March 28, 2011 12:00:00 AM PDT
The Internet continues to grow in popularity, including billions of dollars in online buying and selling. With so much commerce done across state lines, people and companies are confused about online taxes. California state lawmakers are hoping to clarify that.

With the state budget still in dire straits, Democrats are trying once again to force some "e-tailers" to collect the sales tax. But this year threats are complicating matters.

For boutique owner Felicia Strati, it's been frustrating to see her customers walk out the door, only to buy the same exact thing on the Internet, often tax-free.

"Customers, they come in. They look at the merchandise and they go ahead and say I'll buy it online and avoid taxes. So it affects our well-being," said Strati.

VegSource.com in L.A.'s San Fernando Valley offers resources and products for vegetarians.

As an Amazon.com affiliate, VegSource gets a cut from some sales when customers click on a product link that takes them to Amazon to buy it. Often no sales tax is charged because Amazon is based in Washington state.

"Amazon has helped us because they've been a very large source of stability through the years," said Sabrina Nelson, VegSource.com.

A proposal is gaining momentum in Sacramento that would force California-based websites facilitating purchases as an affiliate to start charging sales tax.

"I believe it will bring more fairness and it will support small business," said Strati.

Most Californians don't know they're supposed to pay the equivalent of a sales tax on their state income tax filings under "use tax."

The state estimates it loses out on more than $1 billion every year.

E-tailers like Amazon and Overstock recently sent letters to the state of California threatening to sever ties to 25,000 affiliates if they're forced to charge a sales tax.

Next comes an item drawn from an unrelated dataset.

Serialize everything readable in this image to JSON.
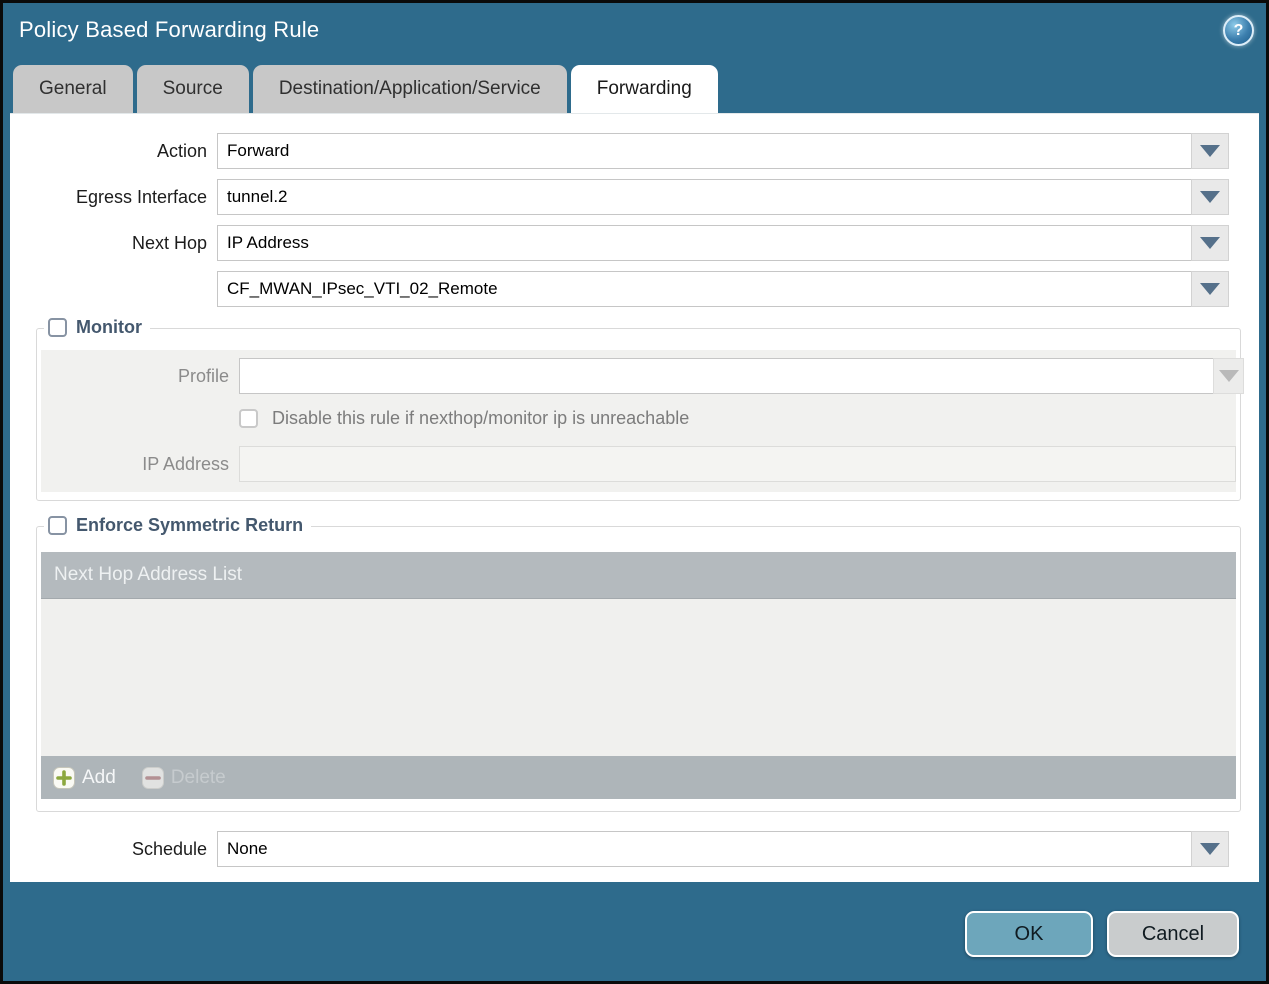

"That business decision will be to terminate their business relationship with the affiliates that are based in California. That's a loss of jobs," said Sean Wallentine, Calif. Board of Equalization.

VegSource points out it'll lose income. Therefore, it will pay less income tax.

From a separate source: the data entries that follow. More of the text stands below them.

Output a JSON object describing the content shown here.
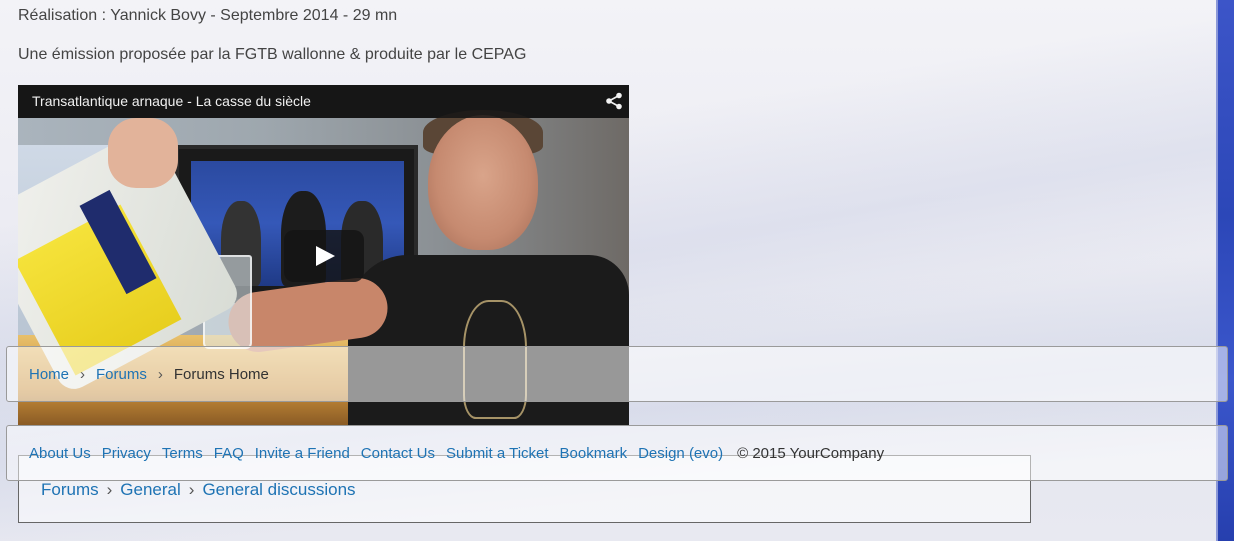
{
  "article": {
    "credit": "Réalisation : Yannick Bovy - Septembre 2014 - 29 mn",
    "producer": "Une émission proposée par la FGTB wallonne & produite par le CEPAG"
  },
  "video": {
    "title": "Transatlantique arnaque - La casse du siècle",
    "icons": {
      "share": "share-icon",
      "play": "play-icon"
    }
  },
  "breadcrumb": {
    "items": [
      "Home",
      "Forums"
    ],
    "current": "Forums Home",
    "separator": "›"
  },
  "footer": {
    "links": [
      "About Us",
      "Privacy",
      "Terms",
      "FAQ",
      "Invite a Friend",
      "Contact Us",
      "Submit a Ticket",
      "Bookmark",
      "Design (evo)"
    ],
    "copyright": "© 2015 YourCompany"
  },
  "forum_path": {
    "items": [
      "Forums",
      "General",
      "General discussions"
    ],
    "separator": "›"
  },
  "colors": {
    "link": "#1e73b4",
    "text": "#333333",
    "right_strip": "#2c47b8"
  }
}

"It will be harmful to us and it won't be helpful to the state of California," said Nelson.

Amazon.com cut off its affiliates in Illinois, North Carolina, Rhode Island and Colorado after those states passed laws forcing them to collect the sales tax. It's still doing business in New York, still collecting the sales tax. But the company is suing to be able to stop that. There are 25,000 affiliates in California; 10,000 of those alone are with Amazon.